VIBO VALENTIA – In un momento storico in cui l’aumento dei prezzi incide in modo sensibile sui bilanci familiari, il welfare aziendale torna al centro del dibattito come strumento concreto di sostegno ai lavoratori. È in questo solco che si inserisce la nuova iniziativa del gruppo Callipo, storica realtà imprenditoriale calabrese, che ha annunciato l’erogazione di un premio da 950 euro in buoni benzina a favore di oltre 400 dipendenti. Un segnale che intreccia responsabilità sociale, attenzione al territorio e dialogo sindacale.
L’iniziativa è stata ufficializzata a seguito dell’accordo siglato con la Fai-Cisl di Catanzaro, Crotone e Vibo Valentia, sancendo ancora una volta un rapporto strutturato tra azienda e rappresentanze dei lavoratori.
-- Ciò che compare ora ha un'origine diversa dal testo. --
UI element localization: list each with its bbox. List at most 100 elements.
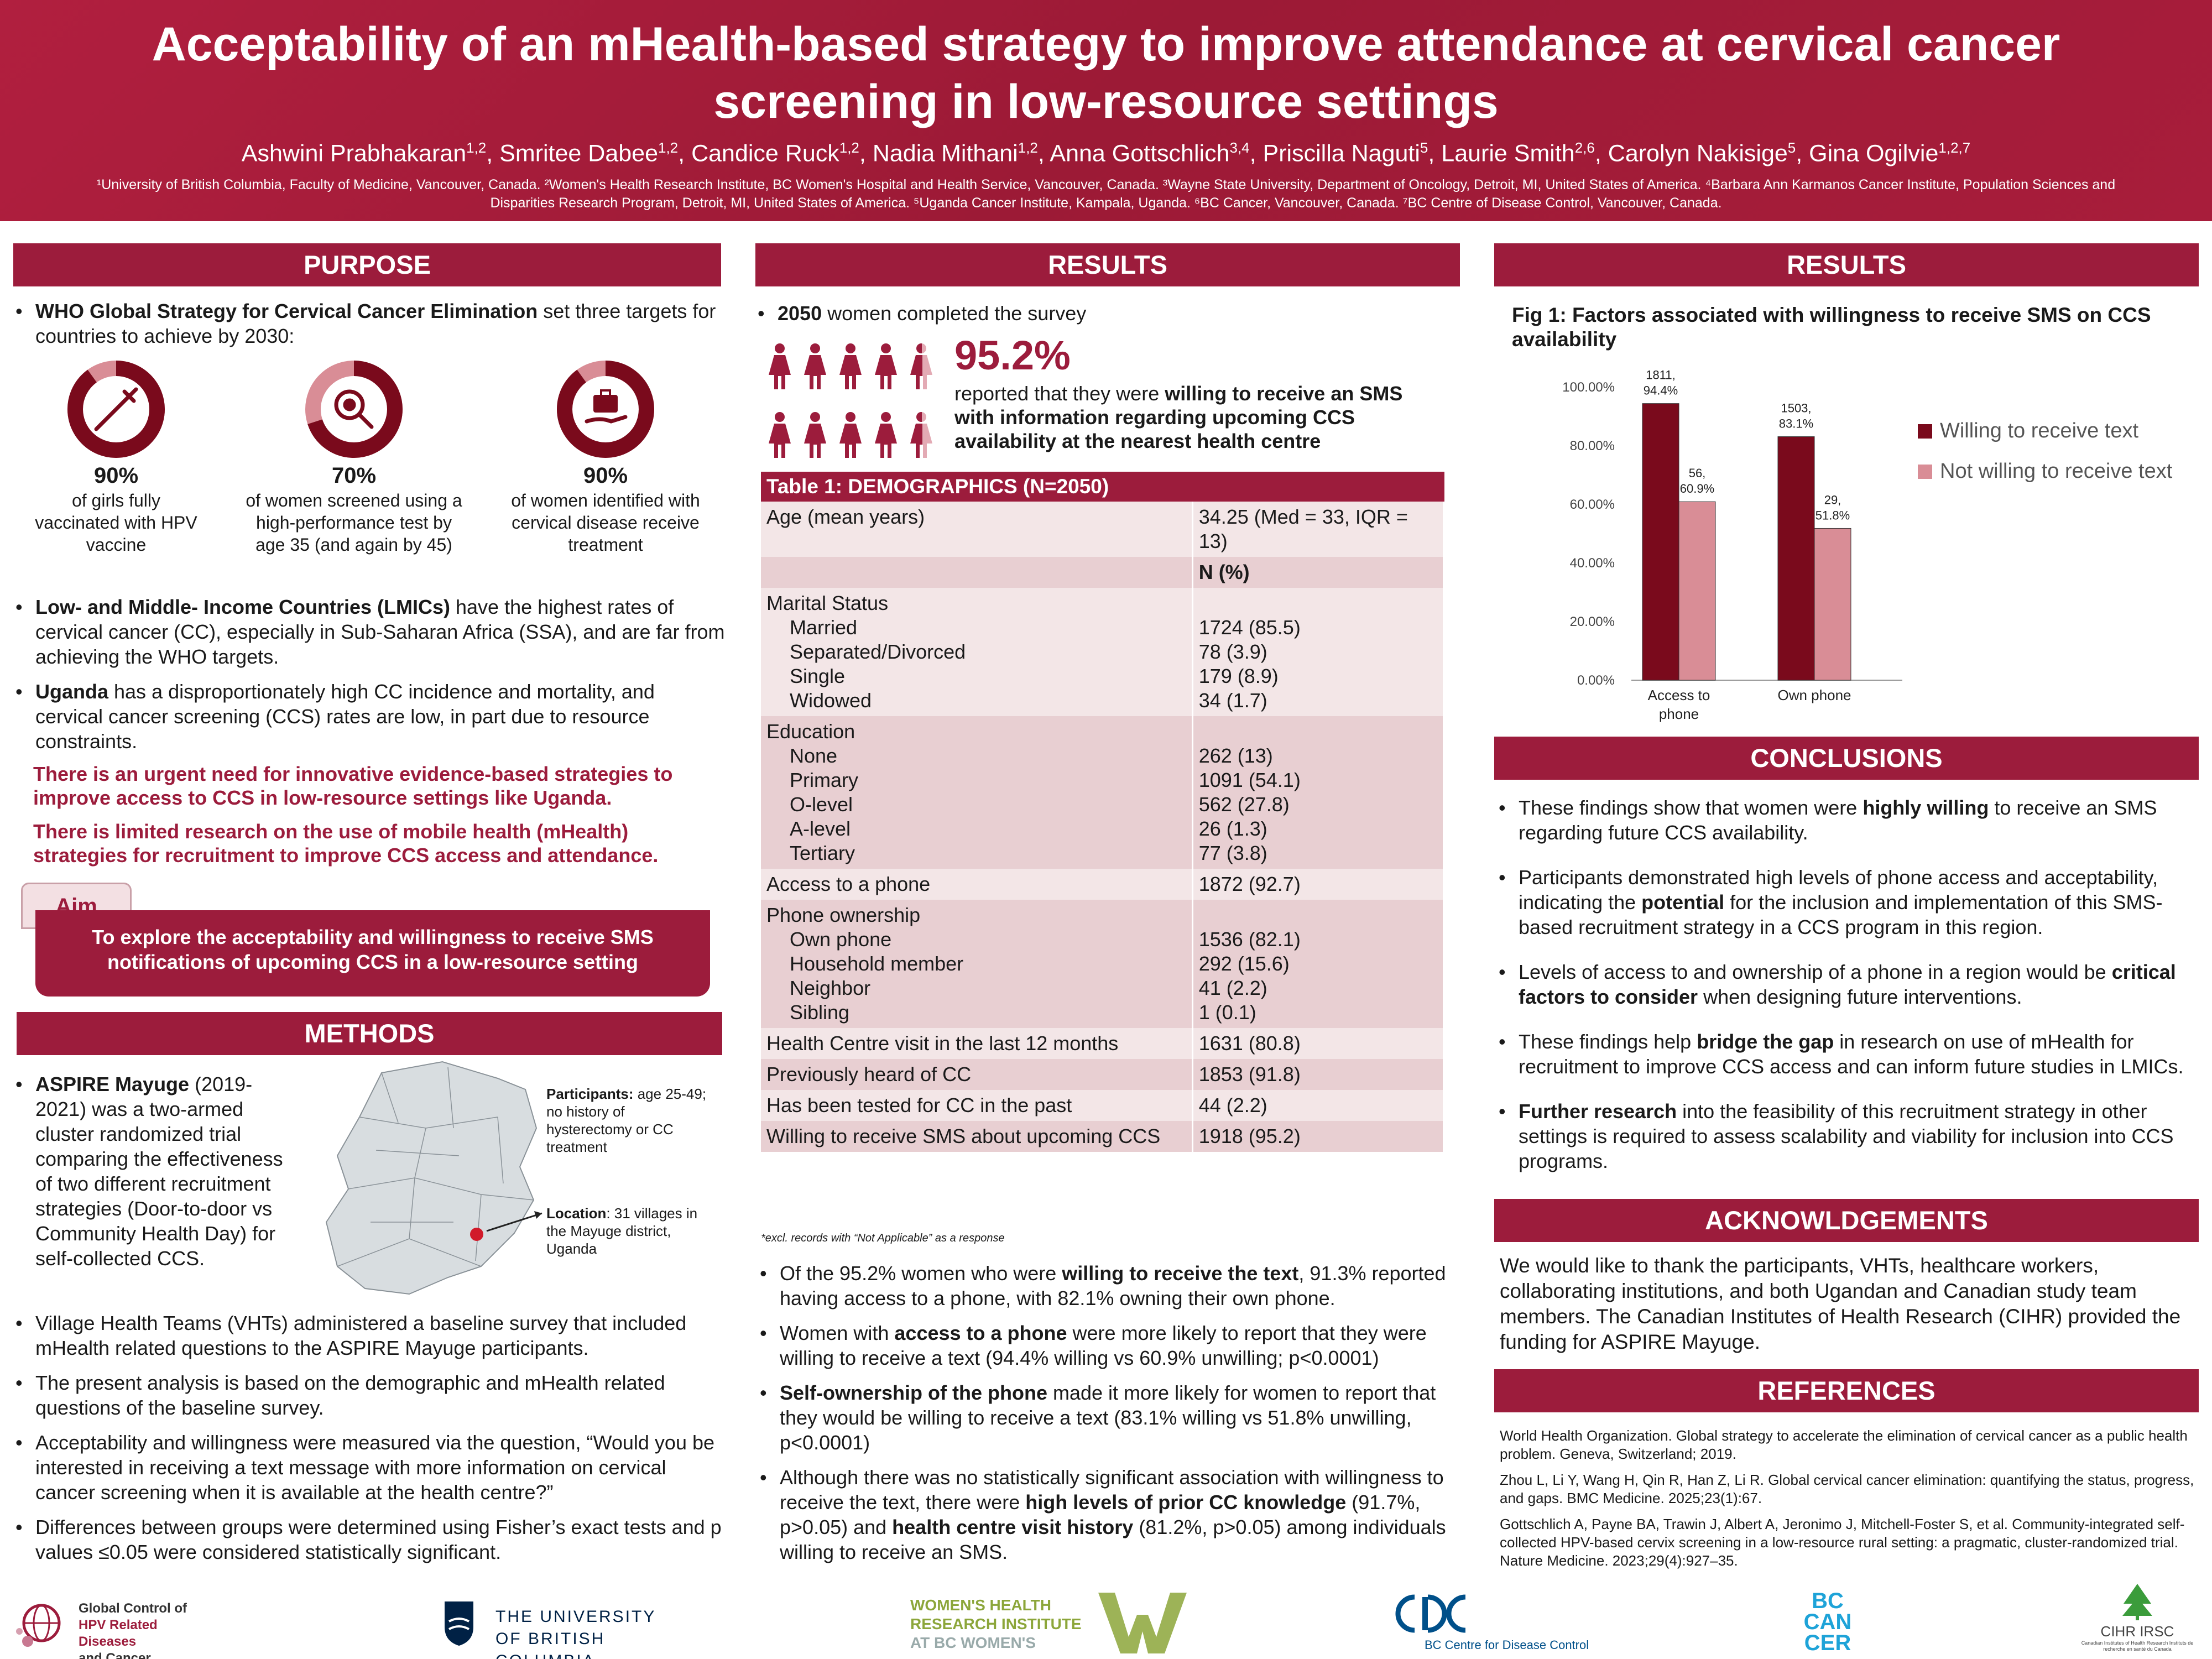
whri-line3: AT BC WOMEN'S xyxy=(910,1634,1036,1651)
author-affiliation-mark: 2,6 xyxy=(1574,139,1595,156)
c5-bold: Further research xyxy=(1519,1100,1677,1123)
table-sub-value: 179 (8.9) xyxy=(1198,665,1279,687)
conclusion-3: Levels of access to and ownership of a p… xyxy=(1496,959,2188,1009)
table-cell-label: Phone ownership Own phone Household member… xyxy=(761,900,1193,1028)
globe-icon xyxy=(16,1604,61,1647)
uganda-bold: Uganda xyxy=(35,680,109,703)
author-affiliation-mark: 1,2 xyxy=(839,139,859,156)
woman-figure-icon xyxy=(875,412,897,458)
woman-figure-icon xyxy=(839,412,862,458)
table-sub-value: 562 (27.8) xyxy=(1198,793,1290,816)
completed-text: women completed the survey xyxy=(822,302,1087,325)
table-cell-value: 44 (2.2) xyxy=(1192,1090,1445,1121)
c4-bold: bridge the gap xyxy=(1697,1030,1834,1053)
target-caption: of women identified with cervical diseas… xyxy=(511,491,700,555)
data-label: 83.1% xyxy=(1779,417,1813,431)
bc-cancer-line1: BC xyxy=(1812,1589,1844,1613)
woman-figure-icon xyxy=(875,343,897,389)
syringe-icon xyxy=(94,387,138,431)
table-sub-label: Tertiary xyxy=(790,842,855,864)
bar xyxy=(1642,403,1679,681)
author-name: Laurie Smith xyxy=(1441,140,1575,167)
table-sub-label: Widowed xyxy=(790,689,872,712)
reference-item: Gottschlich A, Payne BA, Trawin J, Alber… xyxy=(1500,1516,2185,1569)
aim-text: To explore the acceptability and willing… xyxy=(35,910,710,997)
author-affiliation-mark: 1,2 xyxy=(658,139,679,156)
author-list: Ashwini Prabhakaran1,2, Smritee Dabee1,2… xyxy=(241,139,1971,167)
participants-note: Participants: age 25-49; no history of h… xyxy=(546,1085,712,1156)
analysis-bullet: The present analysis is based on the dem… xyxy=(13,1370,727,1420)
data-label: 60.9% xyxy=(1680,482,1714,495)
table-cell-label: Health Centre visit in the last 12 month… xyxy=(761,1028,1193,1059)
legend-swatch-not-willing xyxy=(1918,464,1932,479)
table-sub-value: 1 (0.1) xyxy=(1198,1001,1256,1024)
references-list: World Health Organization. Global strate… xyxy=(1500,1427,2198,1578)
c1-a: These findings show that women were xyxy=(1519,796,1863,819)
c2-bold: potential xyxy=(1641,891,1725,914)
table-sub-label: Sibling xyxy=(790,1001,850,1024)
r2-a: Women with xyxy=(780,1322,895,1344)
data-label: 51.8% xyxy=(1815,508,1850,522)
bar xyxy=(1678,501,1716,681)
author-name: Anna Gottschlich xyxy=(1050,140,1230,167)
table-cell-value: 262 (13) 1091 (54.1) 562 (27.8) 26 (1.3) 77 … xyxy=(1192,716,1445,869)
people-icon-grid xyxy=(765,343,948,465)
author-name: Nadia Mithani xyxy=(872,140,1018,167)
conclusions-heading: CONCLUSIONS xyxy=(1494,737,2199,780)
location-arrow xyxy=(486,1211,542,1232)
r2-bold: access to a phone xyxy=(894,1322,1067,1344)
conclusions-list: These findings show that women were high… xyxy=(1496,795,2188,1183)
table-sub-value: 262 (13) xyxy=(1198,744,1273,767)
whri-w-icon xyxy=(1098,1593,1187,1653)
c1-bold: highly willing xyxy=(1863,796,1989,819)
table-row: Age (mean years) 34.25 (Med = 33, IQR = 1… xyxy=(761,502,1445,557)
table-sub-label: O-level xyxy=(790,793,853,816)
data-label: 1503, xyxy=(1781,401,1811,415)
bar-chart: 0.00% 20.00% 40.00% 60.00% 80.00% 100.00% 1811… xyxy=(1562,368,1902,722)
purpose-heading: PURPOSE xyxy=(13,243,721,286)
c2-b: for the inclusion and implementation of … xyxy=(1519,891,2163,938)
whri-logo: WOMEN'S HEALTH RESEARCH INSTITUTE AT BC … xyxy=(910,1593,1220,1653)
table-row: Access to a phone 1872 (92.7) xyxy=(761,869,1445,900)
table-row: Has been tested for CC in the past 44 (2.… xyxy=(761,1090,1445,1121)
uganda-bullet: Uganda has a disproportionately high CC … xyxy=(13,679,727,754)
table-sub-label: Neighbor xyxy=(790,977,871,999)
r4-a: Although there was no statistically sign… xyxy=(780,1466,1444,1514)
table-sub-value: 41 (2.2) xyxy=(1198,977,1267,999)
table-cell-value: 1872 (92.7) xyxy=(1192,869,1445,900)
table-row: N (%) xyxy=(761,557,1445,588)
table-cell-label: Education None Primary O-level A-level Tertia… xyxy=(761,716,1193,869)
c3-a: Levels of access to and ownership of a p… xyxy=(1519,961,2112,983)
table-cell-label: Age (mean years) xyxy=(761,502,1193,557)
cdc-letters-icon xyxy=(1395,1594,1466,1633)
lmic-text: have the highest rates of cervical cance… xyxy=(35,596,725,668)
purpose-bullets-lmic: Low- and Middle- Income Countries (LMICs… xyxy=(13,594,727,764)
methods-bullets: Village Health Teams (VHTs) administered… xyxy=(13,1311,727,1574)
big-percentage: 95.2% xyxy=(954,332,1071,378)
table-cell-value: 1536 (82.1) 292 (15.6) 41 (2.2) 1 (0.1) xyxy=(1192,900,1445,1028)
woman-figure-icon xyxy=(769,343,791,389)
author-name: Ashwini Prabhakaran xyxy=(241,140,467,167)
woman-figure-icon xyxy=(839,343,862,389)
c4-b: in research on use of mHealth for recrui… xyxy=(1519,1030,2184,1078)
results-bullets: Of the 95.2% women who were willing to r… xyxy=(758,1261,1459,1574)
author-affiliation-mark: 1,2 xyxy=(466,139,487,156)
target-pct: 90% xyxy=(93,463,139,488)
table-sub-label: Married xyxy=(790,616,858,639)
participants-text: age 25-49; no history of hysterectomy or… xyxy=(546,1086,707,1155)
author-affiliation-mark: 5 xyxy=(1420,139,1428,156)
willing-prefix: reported that they were xyxy=(954,382,1165,405)
r4-c: (81.2%, p>0.05) among individuals willin… xyxy=(780,1516,1446,1563)
table-cell-value: N (%) xyxy=(1192,557,1445,588)
r4-bold1: high levels of prior CC knowledge xyxy=(1025,1491,1347,1514)
target-caption: of women screened using a high-performan… xyxy=(246,491,462,555)
methods-aspire: ASPIRE Mayuge (2019-2021) was a two-arme… xyxy=(13,1072,301,1281)
reference-item: World Health Organization. Global strate… xyxy=(1500,1427,2188,1462)
demographics-table: Age (mean years) 34.25 (Med = 33, IQR = 1… xyxy=(761,502,1445,1152)
uganda-text: has a disproportionately high CC inciden… xyxy=(35,680,655,753)
aspire-text: (2019-2021) was a two-armed cluster rand… xyxy=(35,1073,283,1270)
c3-bold: critical factors to consider xyxy=(1519,961,2176,1008)
mayuge-location-marker xyxy=(470,1228,483,1241)
medkit-hand-icon xyxy=(585,389,628,424)
gc-line1: Global Control of xyxy=(79,1601,187,1616)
Secondo quanto comunicato dal gruppo Callipo, il riconoscimento economico rientra in un più ampio sistema di welfare aziendale “pensato per migliorare la qualità della vita di oltre 400 lavoratori”, rafforzando un modello che negli anni ha dimostrato solidità e continuità.
Il premio, erogato sotto forma di buoni carburante, risponde a una delle voci di spesa che più pesano sui bilanci familiari, soprattutto in territori dove la mobilità privata resta spesso indispensabile. Una scelta non casuale, che intercetta un’esigenza concreta e immediata, offrendo un sostegno diretto contro il caro vita.
A spiegare le motivazioni dell’iniziativa è stato il presidente del Consiglio di amministrazione del gruppo, Pippo Callipo, che ha richiamato il quadro economico nazionale segnato da una persistente pressione inflazionistica. «Il contesto economico nazionale, caratterizzato negli ultimi anni da una marcata dinamica inflazionistica, ha determinato una significativa riduzione del potere d’acquisto delle famiglie, con inevitabili ripercussioni su tutto il territorio», ha dichiarato. Da qui la decisione, ribadita come prassi ormai consolidata, di riconoscere un premio quale “misura concreta di sostegno e di attenzione nei confronti di tutti i nostri collaboratori”.
Non meno rilevante, nel messaggio del presidente, è il riferimento al metodo: un dialogo sindacale continuo e improntato alla collaborazione. Callipo ha infatti espresso apprezzamento alla Fai-Cisl per la sottoscrizione del nuovo accordo, definendolo il frutto di «un dialogo costruttivo e continuativo che da anni contraddistingue le relazioni sindacali, nel pieno rispetto dei reciproci ruoli». Un passaggio che evidenzia come il welfare aziendale non sia solo una leva economica, ma anche uno strumento di coesione e stabilità nei rapporti di lavoro.
Il bonus carburante si aggiunge a un pacchetto di misure già articolato, che nel tempo ha contribuito a costruire un modello di impresa attento alle persone. La politica di welfare del gruppo Callipo comprende, infatti, premi di produttività legati ai risultati aziendali, convenzioni e prestiti agevolati, benefit per l’assistenza sanitaria, bonus nido e asilo, oltre al sostegno alle attività sportive per i figli dei dipendenti. Un insieme di interventi che guarda al lavoratore non solo come risorsa produttiva, ma come parte di una comunità più ampia.
In un Mezzogiorno spesso raccontato attraverso le difficoltà occupazionali e la fragilità del tessuto economico, iniziative di questo tipo assumono un valore che va oltre il singolo beneficio economico. Rappresentano, piuttosto, un esempio di come l’impresa possa farsi attore sociale, contribuendo a mitigare gli effetti delle crisi e a rafforzare il legame con il territorio.
La scelta del gruppo Callipo conferma che il welfare aziendale, quando è strutturato e condiviso, può diventare una risposta concreta alle sfide del presente. In un’economia che cambia e in un contesto di incertezza diffusa, investire sul benessere dei lavoratori significa non solo tutelare il potere d’acquisto, ma anche costruire fiducia e visione di lungo periodo. Una lezione che guarda al futuro senza dimenticare il valore delle relazioni, da sempre pilastro delle imprese più solide.
Una lezione rivolta anche e soprattutto a quei tantissimi imprenditori disonesti (leggasi “bruciapaglioni”), operativi dentro e fuori la Calabria, famigerati per l’abilità di arricchirsi da soli, negando finanche il dovuto ai propri dipendenti. Bravo Callipo.